By Geffri Rasip – July 2005

The new black

CRM in its various forms is making a comeback. Where previously it was the byword for over-blown budgets and long drawn-out projects, CRM is the new-black.

More people have come to realise that, contrary to the marketing hype, CRM is not software. CRM is a discipline or methodology that defines how you relate to your customers. It should be pervasive throughout your organisation and CRM software will merely assist you in managing and tracking your customer interactions more efficiently.

No longer the purview of the large software vendors, CRM has shifted focus from being a financial-based system to a truly relationship management application (though not obvious to all vendors). Thanks to competitiveness and the lucrative SMB market, good CRM solutions can now be had at reasonable prices, so why don't you check some out.

When all you've got is a hammer, everything starts looking like nails

Don't let your CRM drive your DM. CRM by definition and common conception covers a number of areas. It is generally believed to consist of software that enables you to:

  • manage your contacts, and/or
  • manage your sales teams, and/or
  • send bulk emails, and/or
  • build a customer database, and/or
  • perform some kind of Analytics or Business Intelligence, and/or
  • etc (the list goes on)

By today's definition, CRM software does any or all of the functions listed above. If you were considering communicating through 3 channels; Email, SMS and Mail, then a CRM system that only did Contact Management may only partially meet your needs. You might implement new software to solve this problem but if you remember the primary objective of software: "It's there to make your life easier", then having multiple systems to maintain and talk to each other does not fall under the title of "making life easier".

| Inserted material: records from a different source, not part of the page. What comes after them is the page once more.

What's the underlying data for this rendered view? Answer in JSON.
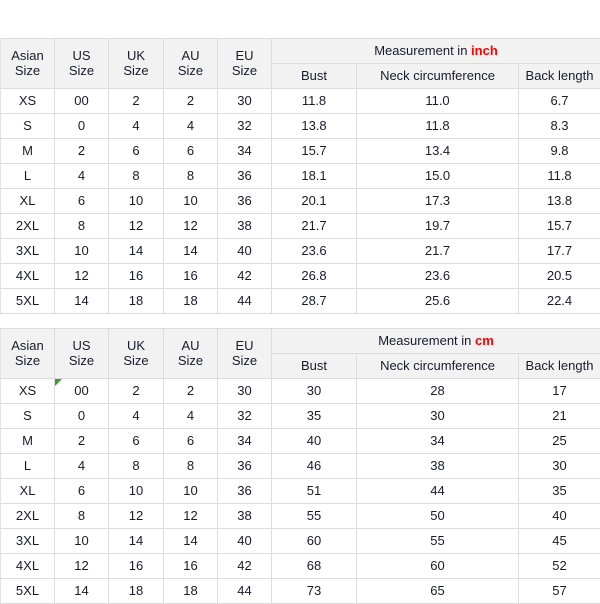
{
  "page": {
    "background": "#ffffff",
    "accent_red": "#ff0000",
    "text_color": "#1a1a2e",
    "header_bg": "#f2f2f2",
    "border_color": "#dcdcdc",
    "note_marker_color": "#3f9c35"
  },
  "tables": [
    {
      "id": "inch-table",
      "size_headers": [
        {
          "line1": "Asian",
          "line2": "Size"
        },
        {
          "line1": "US",
          "line2": "Size"
        },
        {
          "line1": "UK",
          "line2": "Size"
        },
        {
          "line1": "AU",
          "line2": "Size"
        },
        {
          "line1": "EU",
          "line2": "Size"
        }
      ],
      "measurement_title_prefix": "Measurement in ",
      "measurement_unit": "inch",
      "measurement_headers": [
        "Bust",
        "Neck circumference",
        "Back length"
      ],
      "rows": [
        {
          "asian": "XS",
          "us": "00",
          "uk": "2",
          "au": "2",
          "eu": "30",
          "bust": "11.8",
          "neck": "11.0",
          "back": "6.7"
        },
        {
          "asian": "S",
          "us": "0",
          "uk": "4",
          "au": "4",
          "eu": "32",
          "bust": "13.8",
          "neck": "11.8",
          "back": "8.3"
        },
        {
          "asian": "M",
          "us": "2",
          "uk": "6",
          "au": "6",
          "eu": "34",
          "bust": "15.7",
          "neck": "13.4",
          "back": "9.8"
        },
        {
          "asian": "L",
          "us": "4",
          "uk": "8",
          "au": "8",
          "eu": "36",
          "bust": "18.1",
          "neck": "15.0",
          "back": "11.8"
        },
        {
          "asian": "XL",
          "us": "6",
          "uk": "10",
          "au": "10",
          "eu": "36",
          "bust": "20.1",
          "neck": "17.3",
          "back": "13.8"
        },
        {
          "asian": "2XL",
          "us": "8",
          "uk": "12",
          "au": "12",
          "eu": "38",
          "bust": "21.7",
          "neck": "19.7",
          "back": "15.7"
        },
        {
          "asian": "3XL",
          "us": "10",
          "uk": "14",
          "au": "14",
          "eu": "40",
          "bust": "23.6",
          "neck": "21.7",
          "back": "17.7"
        },
        {
          "asian": "4XL",
          "us": "12",
          "uk": "16",
          "au": "16",
          "eu": "42",
          "bust": "26.8",
          "neck": "23.6",
          "back": "20.5"
        },
        {
          "asian": "5XL",
          "us": "14",
          "uk": "18",
          "au": "18",
          "eu": "44",
          "bust": "28.7",
          "neck": "25.6",
          "back": "22.4"
        }
      ],
      "has_note_marker": false
    },
    {
      "id": "cm-table",
      "size_headers": [
        {
          "line1": "Asian",
          "line2": "Size"
        },
        {
          "line1": "US",
          "line2": "Size"
        },
        {
          "line1": "UK",
          "line2": "Size"
        },
        {
          "line1": "AU",
          "line2": "Size"
        },
        {
          "line1": "EU",
          "line2": "Size"
        }
      ],
      "measurement_title_prefix": "Measurement in ",
      "measurement_unit": "cm",
      "measurement_headers": [
        "Bust",
        "Neck circumference",
        "Back length"
      ],
      "rows": [
        {
          "asian": "XS",
          "us": "00",
          "uk": "2",
          "au": "2",
          "eu": "30",
          "bust": "30",
          "neck": "28",
          "back": "17"
        },
        {
          "asian": "S",
          "us": "0",
          "uk": "4",
          "au": "4",
          "eu": "32",
          "bust": "35",
          "neck": "30",
          "back": "21"
        },
        {
          "asian": "M",
          "us": "2",
          "uk": "6",
          "au": "6",
          "eu": "34",
          "bust": "40",
          "neck": "34",
          "back": "25"
        },
        {
          "asian": "L",
          "us": "4",
          "uk": "8",
          "au": "8",
          "eu": "36",
          "bust": "46",
          "neck": "38",
          "back": "30"
        },
        {
          "asian": "XL",
          "us": "6",
          "uk": "10",
          "au": "10",
          "eu": "36",
          "bust": "51",
          "neck": "44",
          "back": "35"
        },
        {
          "asian": "2XL",
          "us": "8",
          "uk": "12",
          "au": "12",
          "eu": "38",
          "bust": "55",
          "neck": "50",
          "back": "40"
        },
        {
          "asian": "3XL",
          "us": "10",
          "uk": "14",
          "au": "14",
          "eu": "40",
          "bust": "60",
          "neck": "55",
          "back": "45"
        },
        {
          "asian": "4XL",
          "us": "12",
          "uk": "16",
          "au": "16",
          "eu": "42",
          "bust": "68",
          "neck": "60",
          "back": "52"
        },
        {
          "asian": "5XL",
          "us": "14",
          "uk": "18",
          "au": "18",
          "eu": "44",
          "bust": "73",
          "neck": "65",
          "back": "57"
        }
      ],
      "has_note_marker": true,
      "note_marker_row": 0,
      "note_marker_column": "us"
    }
  ]
}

It is vital that your DM campaign does not get hamstrung by poor CRM and there are 2 ways to approach this; If your CRM system does not meet your needs, rethink your DM, otherwise get a system that does.

Horses for courses

Having a holistic view of your DM campaign is essential to leveraging maximum benefit from your CRM system. Even before you consider the details like the channels, or the message, look at the campaign and determine the responsibilities or touch-points. The primary reason for this is KPI or Key Performance Indicators (or the other buzz-word, ROI – Return On Investment). A clear idea of success or failure and total cost will help you fine-tune or abort an approach completely.

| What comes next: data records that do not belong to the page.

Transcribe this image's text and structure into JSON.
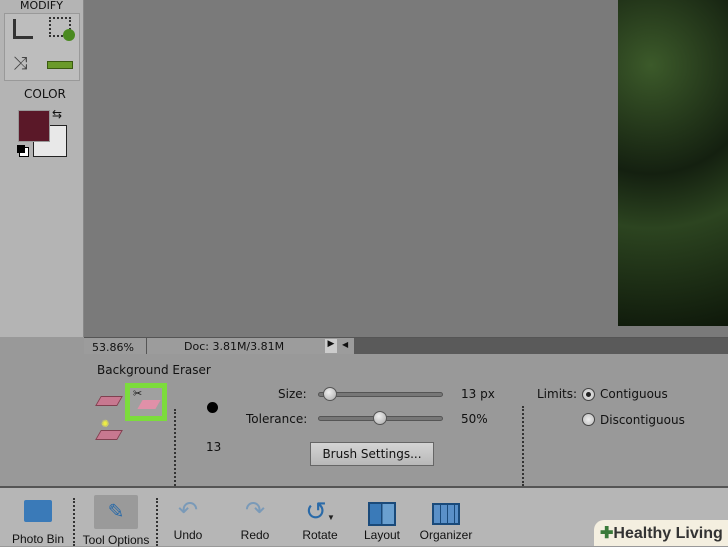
{
  "leftbar": {
    "section_modify": "MODIFY",
    "section_color": "COLOR",
    "foreground_color": "#5a1828",
    "background_color": "#e8e8e8"
  },
  "status": {
    "zoom": "53.86%",
    "doc": "Doc: 3.81M/3.81M"
  },
  "options": {
    "tool_name": "Background Eraser",
    "brush_size_preview": "13",
    "size_label": "Size:",
    "size_value": "13 px",
    "size_fraction": 0.05,
    "tolerance_label": "Tolerance:",
    "tolerance_value": "50%",
    "tolerance_fraction": 0.5,
    "brush_settings": "Brush Settings...",
    "limits_label": "Limits:",
    "limit_options": [
      "Contiguous",
      "Discontiguous"
    ],
    "selected_limit": "Contiguous",
    "highlight_color": "#7cdc3c"
  },
  "bottom": {
    "buttons": [
      "Photo Bin",
      "Tool Options",
      "Undo",
      "Redo",
      "Rotate",
      "Layout",
      "Organizer"
    ]
  },
  "watermark": "Healthy Living"
}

The touch-points for a campaign may include external fulfilment houses, or SMS systems, or other service providers. Imagine the efficiency gains if all parties used your CRM system.

Who, what, where, when, how?

As Direct- or Targeted Marketing comprises communicating to a known audience, your CRM system must hold as much information about your customers as possible. This might sound like overkill but imagine how creative you message can be is you knew where a person liked to holiday, or their favourite football team.

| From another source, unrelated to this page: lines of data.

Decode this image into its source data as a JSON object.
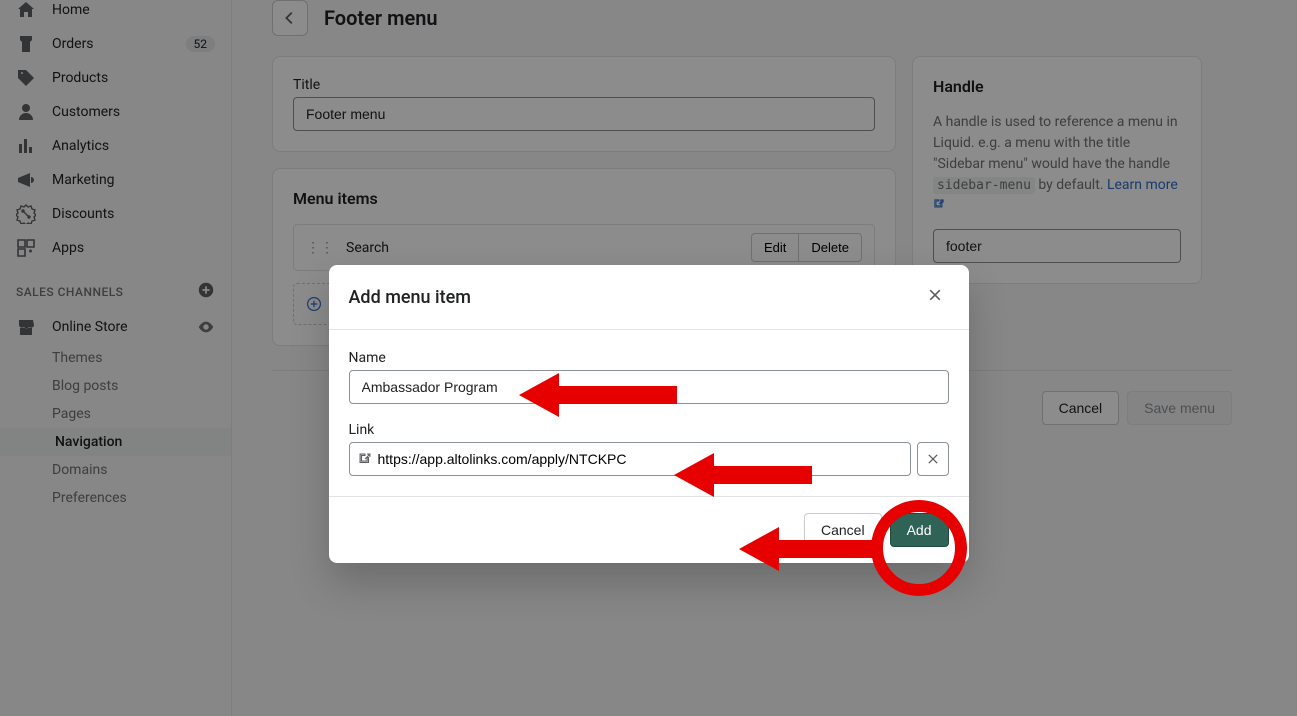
{
  "sidebar": {
    "items": [
      {
        "label": "Home",
        "icon": "home"
      },
      {
        "label": "Orders",
        "icon": "orders",
        "badge": "52"
      },
      {
        "label": "Products",
        "icon": "tag"
      },
      {
        "label": "Customers",
        "icon": "person"
      },
      {
        "label": "Analytics",
        "icon": "bars"
      },
      {
        "label": "Marketing",
        "icon": "megaphone"
      },
      {
        "label": "Discounts",
        "icon": "discount"
      },
      {
        "label": "Apps",
        "icon": "apps"
      }
    ],
    "section_title": "SALES CHANNELS",
    "channel": {
      "label": "Online Store",
      "icon": "store"
    },
    "sub_items": [
      {
        "label": "Themes"
      },
      {
        "label": "Blog posts"
      },
      {
        "label": "Pages"
      },
      {
        "label": "Navigation",
        "active": true
      },
      {
        "label": "Domains"
      },
      {
        "label": "Preferences"
      }
    ]
  },
  "page": {
    "title": "Footer menu",
    "title_card": {
      "label": "Title",
      "value": "Footer menu"
    },
    "menu_items_title": "Menu items",
    "menu_rows": [
      {
        "label": "Search",
        "edit": "Edit",
        "delete": "Delete"
      }
    ],
    "add_item_label": "Add menu item",
    "footer": {
      "cancel": "Cancel",
      "save": "Save menu"
    },
    "handle_card": {
      "title": "Handle",
      "desc_pre": "A handle is used to reference a menu in Liquid. e.g. a menu with the title \"Sidebar menu\" would have the handle ",
      "desc_code": "sidebar-menu",
      "desc_post": " by default. ",
      "learn_more": "Learn more",
      "value": "footer"
    }
  },
  "modal": {
    "title": "Add menu item",
    "name_label": "Name",
    "name_value": "Ambassador Program",
    "link_label": "Link",
    "link_value": "https://app.altolinks.com/apply/NTCKPC",
    "cancel": "Cancel",
    "add": "Add"
  }
}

Aside from these traits, other customer information that is useful includes preferred contact method, gender, age or age range, income bracket, suppression types (more on this later), previous campaigns, fulfilment history and how long they've been a customer.

If you use external lists, allow your list vendor to access your CRM. This will ensure you have the most up-to-date data at hand. If you use a fulfilment house let them update fulfilment details directly. These 2 factors alone can help ensure your customer data is clean and de-duplicated and ready for your next campaign.

Finally, reporting – knowing what you've spent, how many prospects converted, how many people responded or just customer segmentation reports, will ensure you do not waste resources on fruitless activities. The best data in the world is useless unless you can interrogate and report on it.

A short note on suppressions - the Privacy Act and SPAM legislation has made it imperative that customers do not get contacted unless explicit permission is given. However being able to capture preferences like "Email - unsubscribe" or "Phone - wrong number" ensures that you aren't excluding prospective customers due to knock-backs from one channel alone. That said, be sure to also capture "Total suppression" as an option.

And-they-lived-happily-ever-after (phew)

CRM should allow you track the success and costs of one or more activities, use a single database to manage internal and external lists, filter your customers to arrive at your target list, communicate with them via their preferred channel, capture fulfilments either in-house or through a 3rd party, generate analytical and ROI reports, and finally, allow you to do the same thing over and over again.

You will find with a methodical and consistent approach that a CRM system can bring, your marketing message will benefit again and again.

But above all else, REMEMBER, it's your DM campaign and only you know what you really need. An all-singing-all-dancing CRM system will not guarantee a successful DM campaign.